Daily habits matter just as much during and after treatment:
- Wash hands thoroughly with soap and warm water after using the bathroom, before eating, and after changing diapers
- Keep fingernails short to reduce the space where eggs can hide
- Avoid nail biting and thumb sucking in children
- Shower in the morning to wash away eggs deposited overnight
- Change underwear and pajamas daily during the treatment period
Why Reinfection Is So Common
Pinworms are one of the most persistent household infections because of how efficiently they spread. A single female deposits thousands of eggs in one night. Those eggs become infectious within just a few hours of being laid, and they survive on surfaces for weeks. A child scratches in their sleep, touches a shared toy the next morning, and another child picks it up before lunch.

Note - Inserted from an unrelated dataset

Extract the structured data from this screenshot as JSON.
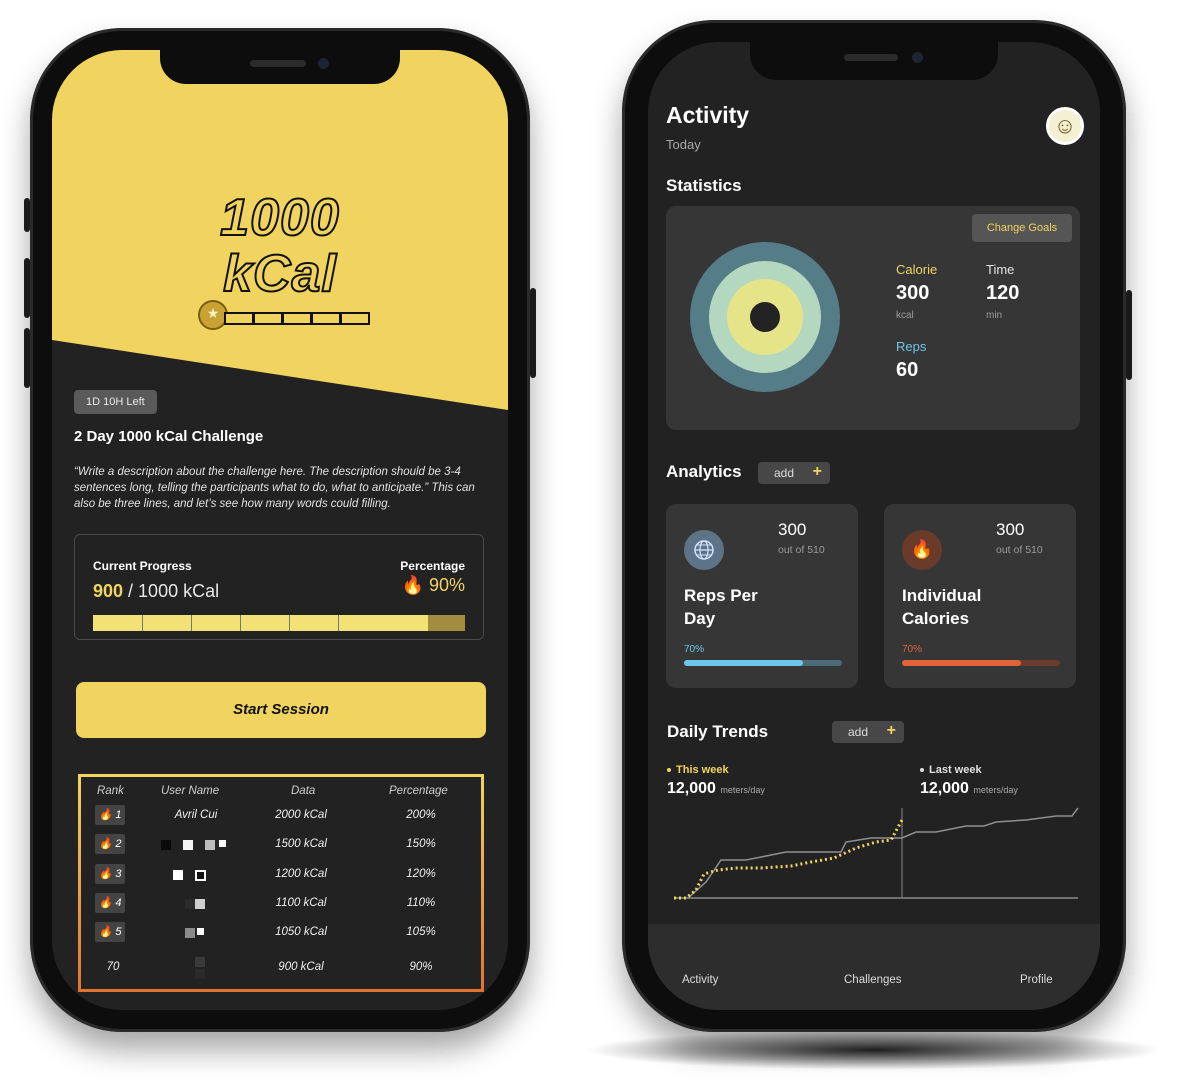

If itching returns a few weeks after treatment, it usually means reinfection rather than treatment failure. Going through the two-dose medication cycle again, combined with thorough household cleaning and strict hand hygiene, typically resolves it. Repeated infections are frustrating but not dangerous.
Possible Complications
For the vast majority of people, pinworms are an annoyance rather than a health threat. The most common complication is a skin infection from excessive scratching, which can introduce bacteria into broken skin. In girls and women, worms that migrate from the anal area to the vagina can cause vaginal irritation or discharge. In rare cases, worms can travel further into the reproductive tract, but this is uncommon and typically resolves with treatment.
Weight loss, significant abdominal pain, or other serious symptoms are not typical of pinworm infections. If those are present, something else is likely going on and worth investigating separately.